Authors: Nancy Ryan, Partner, eMobility Advisors; Alissa Burger, Regional Policy Director, CALSTART; Jenifer Bosco & John Howat National Consumer Law Center; Miles Muller, Natural Resources Defense Council
The report, Best Practices for Sustainable Commercial EV Rates and PURPA 111(d) Implementation, summarizes commercial EV rate design solutions put forth so far by utilities across the country and distills a set of core principles for future rate reform efforts required by amendments to PURPA 111(d) under the infrastructure Investment and Jobs Act. The report discusses how regulators and utilities can look to rates recently adopted in several states as helpful models for designing long-term, sustainable solutions for improving the economics of commercial EV charging, without subsidizing EV charging or shifting costs to other customers.

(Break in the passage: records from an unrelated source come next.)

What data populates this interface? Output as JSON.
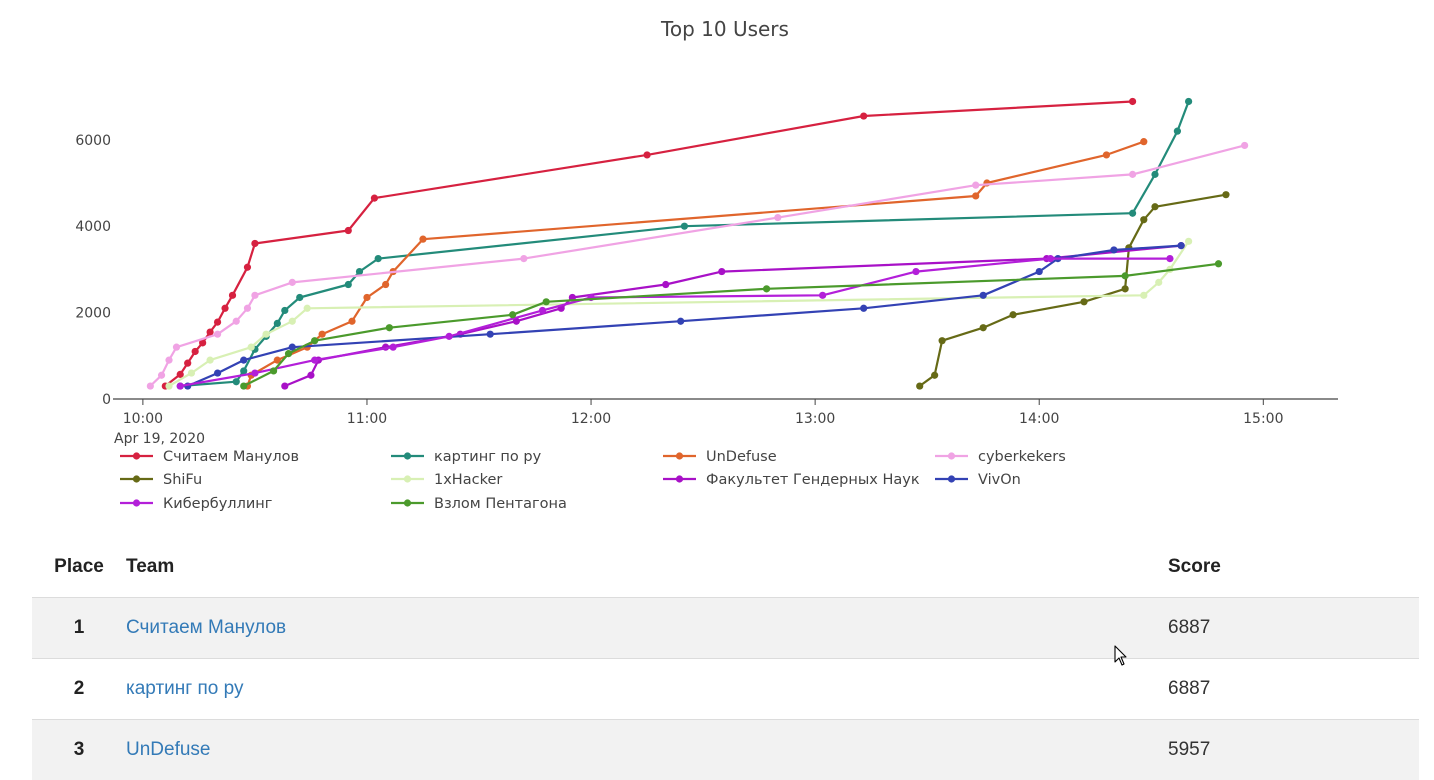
{
  "chart_data": {
    "type": "line",
    "title": "Top 10 Users",
    "x_axis": {
      "ticks": [
        "10:00",
        "11:00",
        "12:00",
        "13:00",
        "14:00",
        "15:00"
      ],
      "date_label": "Apr 19, 2020",
      "range": [
        "09:52",
        "15:20"
      ]
    },
    "y_axis": {
      "ticks": [
        "0",
        "2000",
        "4000",
        "6000"
      ],
      "range": [
        0,
        7500
      ]
    },
    "grid": false,
    "legend_position": "bottom",
    "series": [
      {
        "name": "Считаем Манулов",
        "color": "#d62140",
        "points": [
          [
            "10:06",
            300
          ],
          [
            "10:10",
            570
          ],
          [
            "10:12",
            830
          ],
          [
            "10:14",
            1100
          ],
          [
            "10:16",
            1300
          ],
          [
            "10:18",
            1550
          ],
          [
            "10:20",
            1780
          ],
          [
            "10:22",
            2100
          ],
          [
            "10:24",
            2400
          ],
          [
            "10:28",
            3050
          ],
          [
            "10:30",
            3600
          ],
          [
            "10:55",
            3900
          ],
          [
            "11:02",
            4650
          ],
          [
            "12:15",
            5650
          ],
          [
            "13:13",
            6550
          ],
          [
            "14:25",
            6887
          ]
        ]
      },
      {
        "name": "картинг по ру",
        "color": "#238b7a",
        "points": [
          [
            "10:10",
            300
          ],
          [
            "10:25",
            400
          ],
          [
            "10:27",
            650
          ],
          [
            "10:30",
            1150
          ],
          [
            "10:33",
            1450
          ],
          [
            "10:36",
            1750
          ],
          [
            "10:38",
            2050
          ],
          [
            "10:42",
            2350
          ],
          [
            "10:55",
            2650
          ],
          [
            "10:58",
            2950
          ],
          [
            "11:03",
            3250
          ],
          [
            "12:25",
            4000
          ],
          [
            "14:25",
            4300
          ],
          [
            "14:31",
            5200
          ],
          [
            "14:37",
            6200
          ],
          [
            "14:40",
            6887
          ]
        ]
      },
      {
        "name": "UnDefuse",
        "color": "#e0652c",
        "points": [
          [
            "10:28",
            300
          ],
          [
            "10:29",
            550
          ],
          [
            "10:36",
            900
          ],
          [
            "10:44",
            1200
          ],
          [
            "10:48",
            1500
          ],
          [
            "10:56",
            1800
          ],
          [
            "11:00",
            2350
          ],
          [
            "11:05",
            2650
          ],
          [
            "11:07",
            2950
          ],
          [
            "11:15",
            3700
          ],
          [
            "13:43",
            4700
          ],
          [
            "13:46",
            5000
          ],
          [
            "14:18",
            5650
          ],
          [
            "14:28",
            5957
          ]
        ]
      },
      {
        "name": "cyberkekers",
        "color": "#f0a3e4",
        "points": [
          [
            "10:02",
            300
          ],
          [
            "10:05",
            550
          ],
          [
            "10:07",
            900
          ],
          [
            "10:09",
            1200
          ],
          [
            "10:20",
            1500
          ],
          [
            "10:25",
            1800
          ],
          [
            "10:28",
            2100
          ],
          [
            "10:30",
            2400
          ],
          [
            "10:40",
            2700
          ],
          [
            "11:42",
            3250
          ],
          [
            "12:50",
            4200
          ],
          [
            "13:43",
            4950
          ],
          [
            "14:25",
            5200
          ],
          [
            "14:55",
            5870
          ]
        ]
      },
      {
        "name": "ShiFu",
        "color": "#666a16",
        "points": [
          [
            "13:28",
            300
          ],
          [
            "13:32",
            550
          ],
          [
            "13:34",
            1350
          ],
          [
            "13:45",
            1650
          ],
          [
            "13:53",
            1950
          ],
          [
            "14:12",
            2250
          ],
          [
            "14:23",
            2550
          ],
          [
            "14:24",
            3500
          ],
          [
            "14:28",
            4150
          ],
          [
            "14:31",
            4450
          ],
          [
            "14:50",
            4730
          ]
        ]
      },
      {
        "name": "1xHacker",
        "color": "#d8f0b4",
        "points": [
          [
            "10:07",
            300
          ],
          [
            "10:13",
            600
          ],
          [
            "10:18",
            900
          ],
          [
            "10:29",
            1200
          ],
          [
            "10:33",
            1500
          ],
          [
            "10:40",
            1800
          ],
          [
            "10:44",
            2100
          ],
          [
            "14:28",
            2400
          ],
          [
            "14:32",
            2700
          ],
          [
            "14:35",
            3000
          ],
          [
            "14:40",
            3650
          ]
        ]
      },
      {
        "name": "Факультет Гендерных Наук",
        "color": "#a811c7",
        "points": [
          [
            "10:38",
            300
          ],
          [
            "10:45",
            550
          ],
          [
            "10:47",
            900
          ],
          [
            "11:05",
            1200
          ],
          [
            "11:25",
            1500
          ],
          [
            "11:40",
            1800
          ],
          [
            "11:52",
            2100
          ],
          [
            "11:55",
            2350
          ],
          [
            "12:20",
            2650
          ],
          [
            "12:35",
            2950
          ],
          [
            "14:02",
            3250
          ],
          [
            "14:38",
            3550
          ]
        ]
      },
      {
        "name": "VivOn",
        "color": "#3342b4",
        "points": [
          [
            "10:12",
            300
          ],
          [
            "10:20",
            600
          ],
          [
            "10:27",
            900
          ],
          [
            "10:40",
            1200
          ],
          [
            "11:33",
            1500
          ],
          [
            "12:24",
            1800
          ],
          [
            "13:13",
            2100
          ],
          [
            "13:45",
            2400
          ],
          [
            "14:00",
            2950
          ],
          [
            "14:05",
            3250
          ],
          [
            "14:20",
            3450
          ],
          [
            "14:38",
            3550
          ]
        ]
      },
      {
        "name": "Кибербуллинг",
        "color": "#b31fd9",
        "points": [
          [
            "10:10",
            300
          ],
          [
            "10:30",
            600
          ],
          [
            "10:46",
            900
          ],
          [
            "11:07",
            1200
          ],
          [
            "11:22",
            1450
          ],
          [
            "11:47",
            2050
          ],
          [
            "12:00",
            2350
          ],
          [
            "13:02",
            2400
          ],
          [
            "13:27",
            2950
          ],
          [
            "14:03",
            3250
          ],
          [
            "14:35",
            3250
          ]
        ]
      },
      {
        "name": "Взлом Пентагона",
        "color": "#4b9a2c",
        "points": [
          [
            "10:27",
            300
          ],
          [
            "10:35",
            650
          ],
          [
            "10:39",
            1050
          ],
          [
            "10:46",
            1350
          ],
          [
            "11:06",
            1650
          ],
          [
            "11:39",
            1950
          ],
          [
            "11:48",
            2250
          ],
          [
            "12:47",
            2550
          ],
          [
            "14:23",
            2850
          ],
          [
            "14:48",
            3130
          ]
        ]
      }
    ]
  },
  "scoreboard": {
    "columns": {
      "place": "Place",
      "team": "Team",
      "score": "Score"
    },
    "rows": [
      {
        "place": "1",
        "team": "Считаем Манулов",
        "score": "6887"
      },
      {
        "place": "2",
        "team": "картинг по ру",
        "score": "6887"
      },
      {
        "place": "3",
        "team": "UnDefuse",
        "score": "5957"
      }
    ]
  }
}
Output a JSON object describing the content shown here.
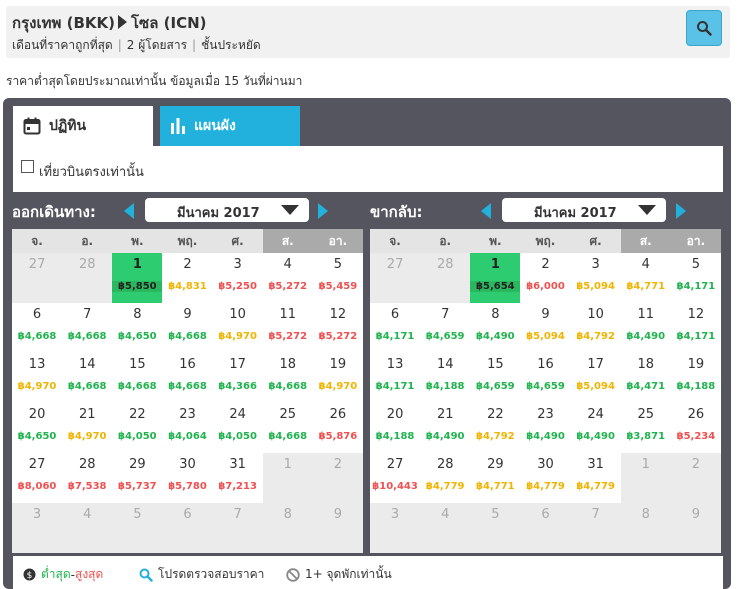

Traditional commercial and industrial rates—designed for large buildings and industrial operations rather than electric buses, trucks, and public fast charging stations—can present a barrier to commercial EV adoption by erasing fuel cost savings relative to gasoline or diesel. Fortunately, some utilities have already recognized the imperative of commercial EV rate reform and that an electric transit bus that charges overnight isn’t the same thing as a factory that’s running around the clock. The amendments to PURPA 111(d) now require regulators and nonregulated utilities that haven’t already followed suit to consider new rates to support transportation electrification. The report provides a roadmap for regulators and utilities looking to develop new commercial EV rates consistent with the PURPA 111(d) amendments.